Der Pandemieplan sieht vor, dass die Notaufnahmen melden, wenn eine Häufung bestimmter Infektionskrankheiten auftritt. Dan werde sich der Arzt an seine Vorgesetzten wenden, die gegebenenfalls eine Reihe von Maßnahmen auslösen und zum Beispiel mehr Ärzte und Pflegepersonal in den Dienst rufen – ein Vorgehen ganz ähnlich wie zum Beispiel bei einem Massenunfall.

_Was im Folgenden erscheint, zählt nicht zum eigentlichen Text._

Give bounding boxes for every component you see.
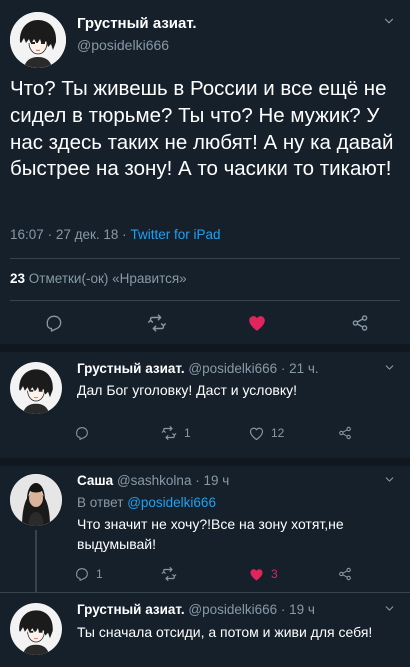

Da kranke Menschen ins Krankenhaus gehen, besteht natürlich immer die Gefahr der Übertragung von Krankheiten in den Kliniken insbesondere in den Notaufnahmen.  Zuletzt hatte der Kreis wie berichtet nach dem Auftreten von Masernerkrankungen mögliche Kontaktpersonen gesucht, die auf die infizierten in einer der Notaufnahmen getroffen waren.

Zwei neue Masernfälle

Nach Informationen dieser Zeitungen, die der Kreis offiziell noch nicht bestätigen wollte, sind inzwischen zwei weitere Masernfälle in der Ortenau aktenkundig geworden. Kreissprecher Kai Hockenjos verwies in diesem Zusammenhang auf eine geplante Pressemitteilung.